In a soaring, low-carbon high-rise on the 82nd floor, 300 meters above the bustling streets of New York City, a select group of energy leaders gathered during New York Climate week 2023 to discuss the future of sustainable solutions and the green transition one year into the Inflation Reduction Act. Here is what we learned.
A little over a year ago, on August 16, 2022, President Biden put pen to paper and officially signed the Inflation Reduction Act (IRA) into law. This monumental legislation marked the most significant investment in clean energy and climate action in US history. The IRA stands as a transformative piece of legislation, playing a significant role in enabling the United States to make substantial progress toward its climate objectives while bolstering energy security.
Now, one year into the IRA, it is time to review its’ impact on the renewable energy and green hydrogen markets. And what better occasion to do just that than during Climate Week New York, where some of the largest developers and investors within the green energy market are present?
COWI, together with energyRe and the Ministry of Foreign Affairs in Denmark gathered key players to discuss learnings from working with the IRA as well as barriers and future potential that can help us accelerate the green transition.
Despite the intricacies and doubts in the current offshore wind auctions and overall sustainability goals, progress and development remain at the forefront with the market. Today, there are challenges in obtaining domestic content for achieving additional credit, particularly in a supply chain constrained by material shortages and major grid upgrades. The transferability of successful schemes is therefore a point of interest, with hopes for a smoother path for green hydrogen projects.
Although there is progress in how the IRA is used, it is important that companies comply with EU certifications (RED II and III) to facilitate export, especially for industries like shipping. Furthermore, the concept of "additionality," with a focus on hourly measurements, is critical. But although these points are considered by major energy players, and questions as to how we go about it all still remains, it is clear that we are moving in the right direction.
Overall, it is important to highlight the demand generated by the IRA. But it is equally important to acknowledge that several factors still impede the build out of a green energy- and hydrogen market. These include project delays due to for example the absence of PTC support and the fact that bids are priced on assumptions from the IRA. However, if these turns out to be useless, the business case collapses.
For foreign energy players, there is further a challenge in using non-US steel for offshore wind turbines and a lack of government support to bridge financial gaps for developers.

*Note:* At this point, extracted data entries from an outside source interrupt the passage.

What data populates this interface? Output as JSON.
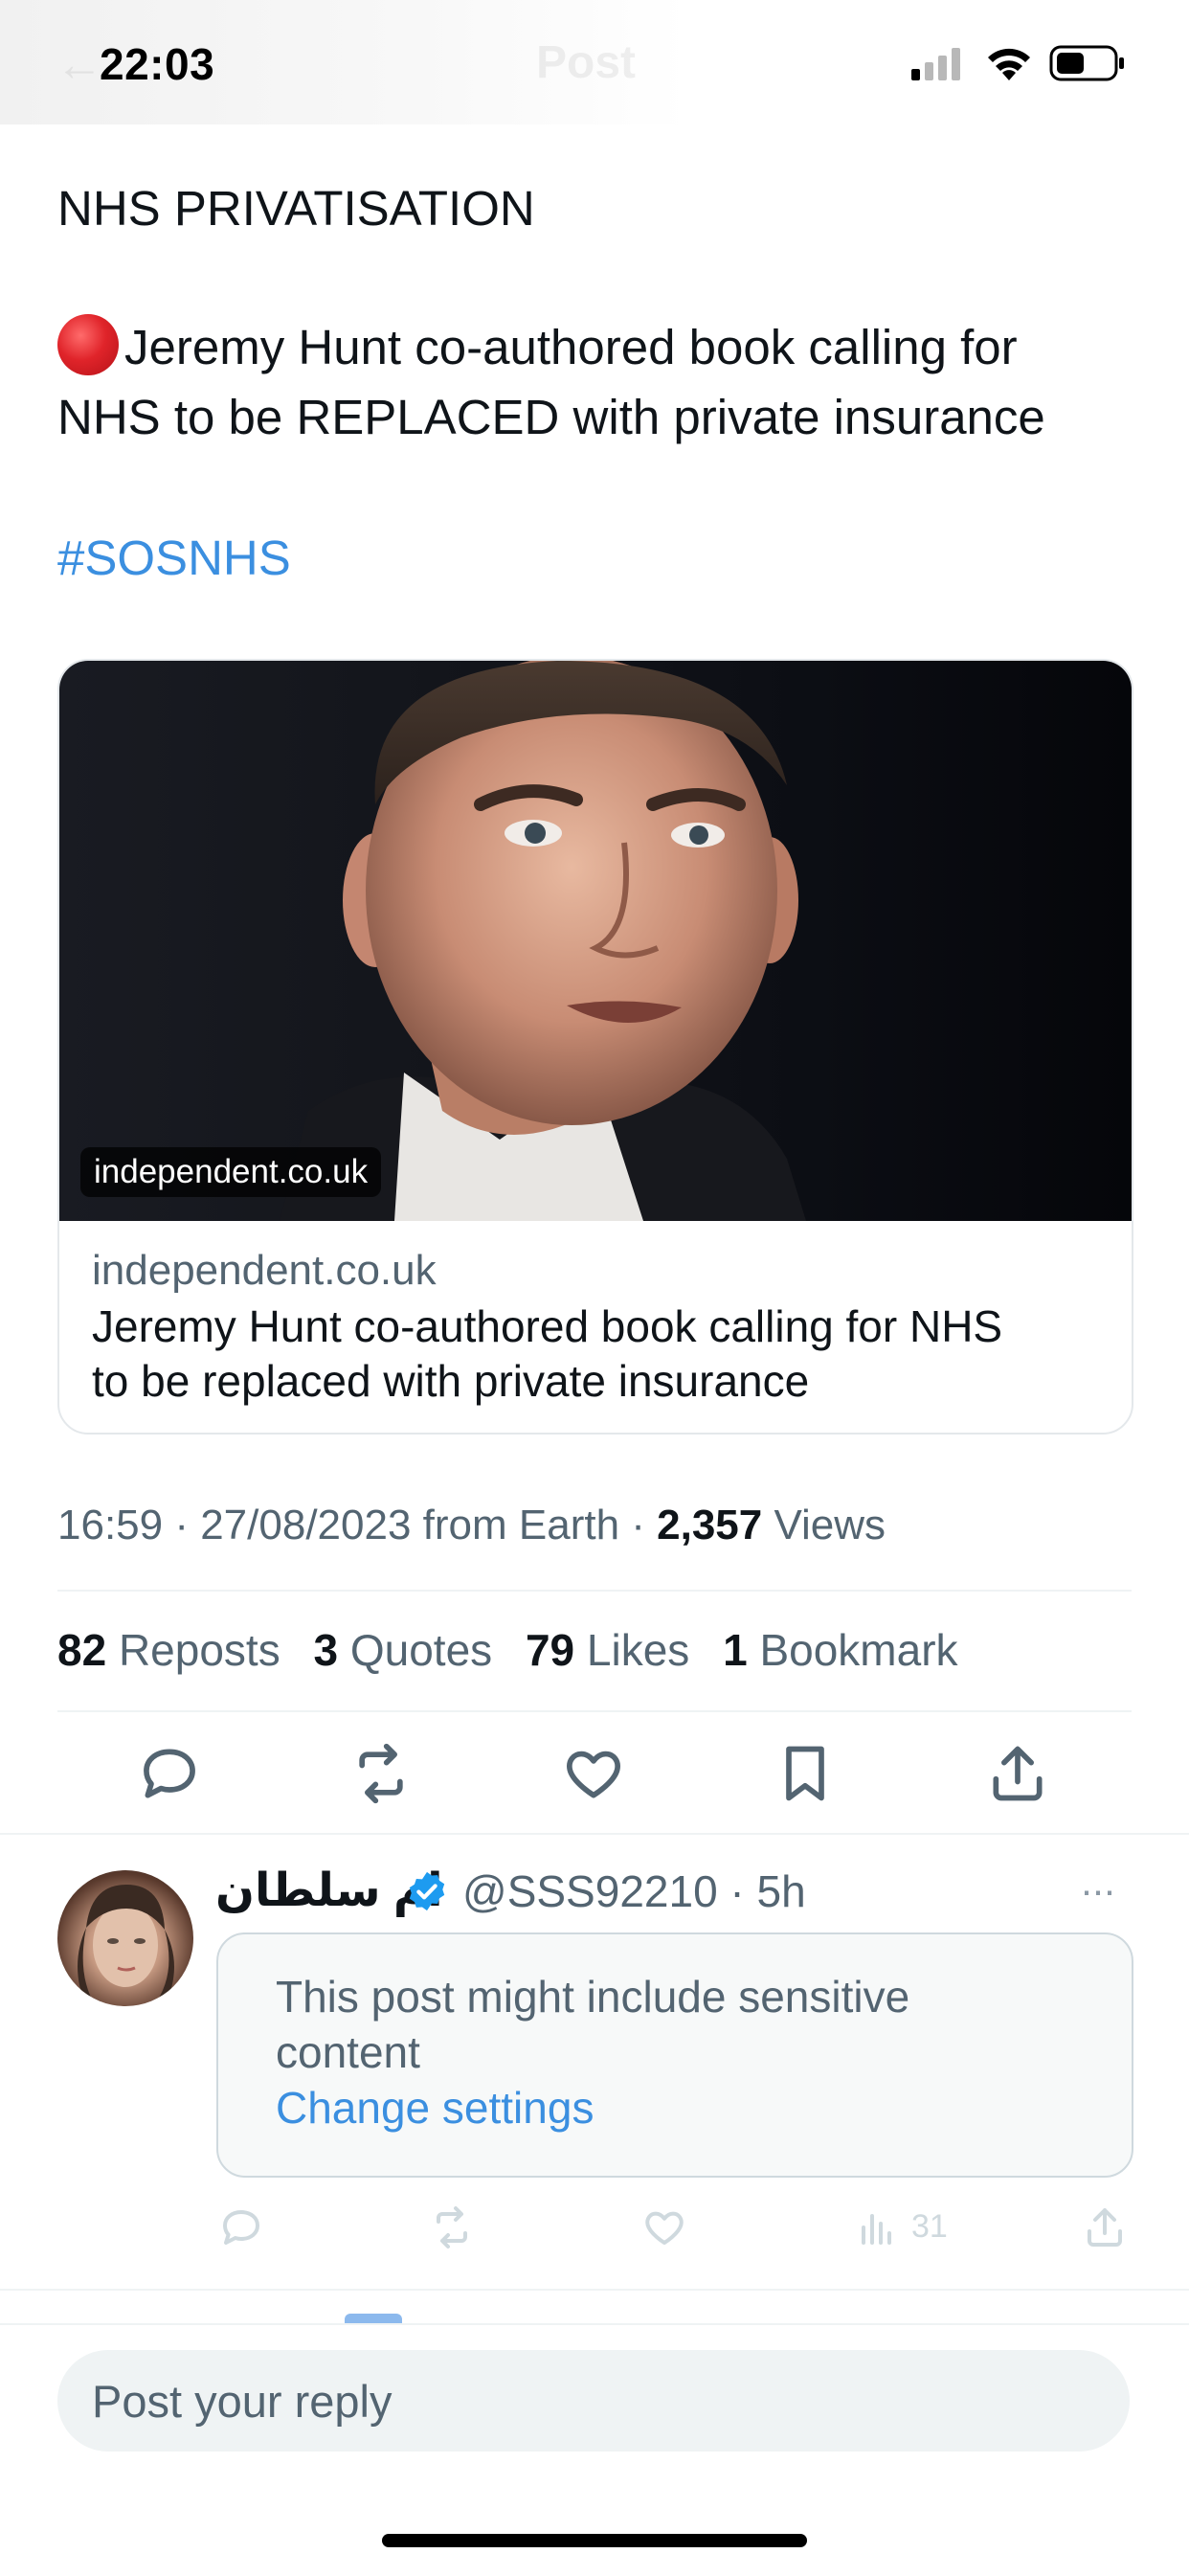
{
  "status_bar": {
    "time": "22:03",
    "faded_title": "Post",
    "icons": [
      "signal-icon",
      "wifi-icon",
      "battery-icon"
    ]
  },
  "tweet": {
    "title": "NHS PRIVATISATION",
    "emoji": "red-circle-icon",
    "body_line_1": "Jeremy Hunt co-authored book calling for",
    "body_line_2": "NHS to be REPLACED with private insurance",
    "hashtag": "#SOSNHS",
    "link_card": {
      "image_badge": "independent.co.uk",
      "domain": "independent.co.uk",
      "title_line_1": "Jeremy Hunt co-authored book calling for NHS",
      "title_line_2": "to be replaced with private insurance"
    },
    "meta": {
      "time_date": "16:59 · 27/08/2023 from Earth · ",
      "views_count": "2,357",
      "views_label": " Views"
    },
    "stats": {
      "reposts_count": "82",
      "reposts_label": "Reposts",
      "quotes_count": "3",
      "quotes_label": "Quotes",
      "likes_count": "79",
      "likes_label": "Likes",
      "bookmarks_count": "1",
      "bookmarks_label": "Bookmark"
    },
    "actions": [
      "reply-icon",
      "repost-icon",
      "like-icon",
      "bookmark-icon",
      "share-icon"
    ]
  },
  "reply": {
    "name": "ام سلطان",
    "handle_time": "@SSS92210 · 5h",
    "more": "···",
    "sensitive_line_1": "This post might include sensitive",
    "sensitive_line_2": "content",
    "change_settings": "Change settings",
    "views_count": "31"
  },
  "composer": {
    "placeholder": "Post your reply"
  },
  "colors": {
    "accent": "#3b8fe0",
    "text": "#0f1419",
    "secondary": "#536471",
    "verified": "#1d9bf0"
  }
}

As such, for projects to be materialized, we need a much stronger collaboration across sectors, borders and industries based on win-win models that de-risks investments.
From the Round Table it was also clear that getting and building up an offshore wind supply chain from scratch in the U.S. is difficult and will require some initial support for the first project(s), and also that U.S. states in particular on the east coast need to collaborate for common first project(s) approach across the states.
Seeing as neither green energy or green hydrogen – the latter in particular – is as settled large-scale industries as for example oil and gas, considerable initial costs are needed to build this sector up from nonexciting infrastructure in the US, e.g., new factories and converting ports to be hydrogen ready.
Doing so can’t be an individual responsibility, but rather requires a strong cooperation between public and private as well as potential governmental export and investment funds to mitigate inflation and de-risk projects.
From the Climate Week in New York, we have learned that the journey towards a sustainable future is recognized as a collective effort that requires continuous dialogue and collaboration. This also holds true, if the potentials of the IRA are to benefit more companies in the future.